Mould – Is a type of fungi that can grow in a range of areas within the home but only when there is damp present. Although there are many different types of mould they all thrive on high humidity and when growing gives off particles that can cause allergic reactions. If humidity drops suddenly these particles can be in their millions and can cause sneezes. Mould growth within buildings has been heavily linked with asthma and other respiratory conditions especially in children or susceptible adults. Mould spores will only grow in clean water as opposed to the contaminated water from rising or penetrating damp.

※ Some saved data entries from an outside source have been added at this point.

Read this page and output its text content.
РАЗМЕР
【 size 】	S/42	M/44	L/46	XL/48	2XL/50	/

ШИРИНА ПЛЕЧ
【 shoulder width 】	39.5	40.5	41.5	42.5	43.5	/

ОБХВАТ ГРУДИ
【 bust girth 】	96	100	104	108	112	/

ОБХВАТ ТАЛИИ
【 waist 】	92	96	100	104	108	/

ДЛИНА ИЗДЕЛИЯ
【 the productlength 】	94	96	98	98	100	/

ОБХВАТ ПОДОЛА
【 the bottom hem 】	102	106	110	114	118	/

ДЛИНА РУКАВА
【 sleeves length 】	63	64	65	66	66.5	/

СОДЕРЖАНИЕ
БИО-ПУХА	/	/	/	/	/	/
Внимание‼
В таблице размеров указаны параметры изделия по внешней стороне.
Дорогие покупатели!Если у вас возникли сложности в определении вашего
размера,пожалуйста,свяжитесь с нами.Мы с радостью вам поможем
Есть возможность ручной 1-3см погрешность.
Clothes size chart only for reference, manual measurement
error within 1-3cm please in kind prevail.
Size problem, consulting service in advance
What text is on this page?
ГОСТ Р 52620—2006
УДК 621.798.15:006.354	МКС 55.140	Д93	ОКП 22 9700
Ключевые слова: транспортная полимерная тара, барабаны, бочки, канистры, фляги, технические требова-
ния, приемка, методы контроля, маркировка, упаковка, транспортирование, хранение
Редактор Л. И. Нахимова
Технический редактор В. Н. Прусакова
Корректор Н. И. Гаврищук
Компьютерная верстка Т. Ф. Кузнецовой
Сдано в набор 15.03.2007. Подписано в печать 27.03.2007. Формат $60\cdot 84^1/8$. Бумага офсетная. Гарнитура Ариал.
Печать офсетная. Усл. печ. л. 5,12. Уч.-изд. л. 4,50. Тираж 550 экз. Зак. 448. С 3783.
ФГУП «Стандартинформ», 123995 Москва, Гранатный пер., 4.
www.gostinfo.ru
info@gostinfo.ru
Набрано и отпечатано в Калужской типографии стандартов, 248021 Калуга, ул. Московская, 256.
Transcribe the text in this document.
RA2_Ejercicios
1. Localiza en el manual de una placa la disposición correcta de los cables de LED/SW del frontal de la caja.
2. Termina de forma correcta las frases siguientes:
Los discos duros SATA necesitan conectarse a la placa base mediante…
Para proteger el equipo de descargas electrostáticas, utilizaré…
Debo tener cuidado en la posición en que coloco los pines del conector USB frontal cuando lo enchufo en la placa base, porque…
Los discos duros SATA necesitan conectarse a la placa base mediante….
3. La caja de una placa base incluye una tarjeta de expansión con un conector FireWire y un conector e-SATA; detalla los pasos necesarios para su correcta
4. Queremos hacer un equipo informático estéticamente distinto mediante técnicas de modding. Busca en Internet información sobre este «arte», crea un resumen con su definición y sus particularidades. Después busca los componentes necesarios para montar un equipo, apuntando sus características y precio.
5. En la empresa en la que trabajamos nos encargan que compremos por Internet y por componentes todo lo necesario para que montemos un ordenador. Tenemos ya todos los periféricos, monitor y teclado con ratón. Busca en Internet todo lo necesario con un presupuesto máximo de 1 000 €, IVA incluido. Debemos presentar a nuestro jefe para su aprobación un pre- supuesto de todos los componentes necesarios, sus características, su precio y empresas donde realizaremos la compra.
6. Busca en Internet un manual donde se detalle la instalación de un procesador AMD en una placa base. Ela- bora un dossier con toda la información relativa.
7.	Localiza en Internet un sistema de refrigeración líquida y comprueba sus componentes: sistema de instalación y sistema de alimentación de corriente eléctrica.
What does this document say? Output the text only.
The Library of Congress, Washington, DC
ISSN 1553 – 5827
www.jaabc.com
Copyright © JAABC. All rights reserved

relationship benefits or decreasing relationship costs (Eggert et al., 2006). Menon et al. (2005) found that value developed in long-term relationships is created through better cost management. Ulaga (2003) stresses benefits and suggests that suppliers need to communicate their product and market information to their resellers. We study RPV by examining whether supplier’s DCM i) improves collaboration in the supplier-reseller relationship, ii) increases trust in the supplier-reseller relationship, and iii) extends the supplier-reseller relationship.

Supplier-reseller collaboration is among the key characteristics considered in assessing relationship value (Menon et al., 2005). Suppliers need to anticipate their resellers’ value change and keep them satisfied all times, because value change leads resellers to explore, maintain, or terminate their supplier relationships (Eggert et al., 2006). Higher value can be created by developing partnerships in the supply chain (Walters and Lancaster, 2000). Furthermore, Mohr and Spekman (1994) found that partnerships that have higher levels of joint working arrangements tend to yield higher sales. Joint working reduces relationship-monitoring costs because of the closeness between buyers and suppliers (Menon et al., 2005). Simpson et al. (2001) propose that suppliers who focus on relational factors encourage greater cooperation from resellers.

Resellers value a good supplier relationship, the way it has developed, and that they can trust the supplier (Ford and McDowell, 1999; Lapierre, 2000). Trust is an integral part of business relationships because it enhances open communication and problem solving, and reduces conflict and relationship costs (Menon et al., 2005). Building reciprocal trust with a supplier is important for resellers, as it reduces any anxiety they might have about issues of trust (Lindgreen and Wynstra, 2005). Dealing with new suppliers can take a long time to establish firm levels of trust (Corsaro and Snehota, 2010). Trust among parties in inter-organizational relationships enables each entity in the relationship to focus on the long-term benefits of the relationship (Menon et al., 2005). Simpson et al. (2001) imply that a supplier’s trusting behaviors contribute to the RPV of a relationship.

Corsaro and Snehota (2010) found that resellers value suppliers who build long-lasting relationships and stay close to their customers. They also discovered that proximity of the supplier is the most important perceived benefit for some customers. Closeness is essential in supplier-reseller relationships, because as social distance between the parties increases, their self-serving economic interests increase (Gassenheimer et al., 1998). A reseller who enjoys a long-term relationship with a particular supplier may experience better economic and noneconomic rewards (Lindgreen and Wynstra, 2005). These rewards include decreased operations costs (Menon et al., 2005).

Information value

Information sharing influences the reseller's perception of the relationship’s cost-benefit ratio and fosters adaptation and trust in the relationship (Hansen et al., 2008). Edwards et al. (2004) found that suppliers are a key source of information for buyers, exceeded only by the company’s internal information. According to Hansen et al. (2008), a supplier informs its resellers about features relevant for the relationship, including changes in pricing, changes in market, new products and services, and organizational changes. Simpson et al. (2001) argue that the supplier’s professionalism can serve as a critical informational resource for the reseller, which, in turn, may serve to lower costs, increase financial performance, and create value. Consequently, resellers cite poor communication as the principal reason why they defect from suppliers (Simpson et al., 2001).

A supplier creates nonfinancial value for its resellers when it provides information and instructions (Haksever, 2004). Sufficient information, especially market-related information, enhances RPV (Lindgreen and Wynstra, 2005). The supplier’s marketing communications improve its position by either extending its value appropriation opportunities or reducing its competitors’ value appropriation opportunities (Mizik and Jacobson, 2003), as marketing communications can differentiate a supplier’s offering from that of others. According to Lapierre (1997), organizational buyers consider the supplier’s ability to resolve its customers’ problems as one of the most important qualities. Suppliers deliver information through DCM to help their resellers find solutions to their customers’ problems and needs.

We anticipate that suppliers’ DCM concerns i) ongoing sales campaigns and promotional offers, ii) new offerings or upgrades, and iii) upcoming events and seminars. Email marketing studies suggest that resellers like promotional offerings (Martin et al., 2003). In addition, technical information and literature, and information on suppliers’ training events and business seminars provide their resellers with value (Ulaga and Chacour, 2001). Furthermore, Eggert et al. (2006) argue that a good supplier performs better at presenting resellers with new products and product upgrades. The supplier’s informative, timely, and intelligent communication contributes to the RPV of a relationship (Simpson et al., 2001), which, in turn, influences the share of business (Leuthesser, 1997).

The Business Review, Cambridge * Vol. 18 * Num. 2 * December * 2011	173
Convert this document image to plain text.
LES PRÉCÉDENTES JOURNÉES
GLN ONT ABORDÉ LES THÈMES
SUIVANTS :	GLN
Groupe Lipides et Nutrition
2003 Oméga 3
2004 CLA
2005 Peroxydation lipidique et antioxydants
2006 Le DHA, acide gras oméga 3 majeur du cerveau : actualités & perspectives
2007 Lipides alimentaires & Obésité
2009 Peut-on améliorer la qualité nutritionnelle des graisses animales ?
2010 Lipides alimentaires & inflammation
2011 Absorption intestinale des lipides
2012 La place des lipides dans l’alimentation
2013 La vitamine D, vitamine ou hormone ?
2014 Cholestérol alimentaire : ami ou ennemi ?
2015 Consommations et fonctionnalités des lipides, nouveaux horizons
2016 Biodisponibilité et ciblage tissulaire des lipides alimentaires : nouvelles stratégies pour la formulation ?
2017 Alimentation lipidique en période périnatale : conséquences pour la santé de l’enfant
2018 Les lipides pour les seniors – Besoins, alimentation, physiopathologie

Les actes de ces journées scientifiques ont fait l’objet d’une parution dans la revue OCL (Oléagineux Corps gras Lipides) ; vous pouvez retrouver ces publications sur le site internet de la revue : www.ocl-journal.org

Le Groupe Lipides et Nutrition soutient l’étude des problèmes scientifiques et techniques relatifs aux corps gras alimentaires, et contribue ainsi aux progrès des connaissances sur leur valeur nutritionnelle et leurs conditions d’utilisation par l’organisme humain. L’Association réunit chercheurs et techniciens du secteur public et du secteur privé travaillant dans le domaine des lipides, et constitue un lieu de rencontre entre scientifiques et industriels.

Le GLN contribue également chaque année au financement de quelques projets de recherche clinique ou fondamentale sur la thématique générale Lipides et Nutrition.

Mould usually can be removed with a diluted solution of bleach, following carefully the manufacturer’s safety advice. Always test a small discreet area first before applying it to the whole area. After applying to the affected surface leave it for about 20 minutes then sponge with water. – In more severe cases, to kill and remove mould, wipe down walls and window frames with a fungicidal wash. Follow manufacturer’s instructions carefully. – Dry clean any clothes or affected material and shampoo any carpets. Disturbing mould spores by brushing or vacuuming may increase the risk of respiratory problems. – Mould eradications kits offer the best way to completely remove mould. Kits are available through our offices. – After treatment, re-decorate using a good quality fungicidal paint to help prevent recurrence.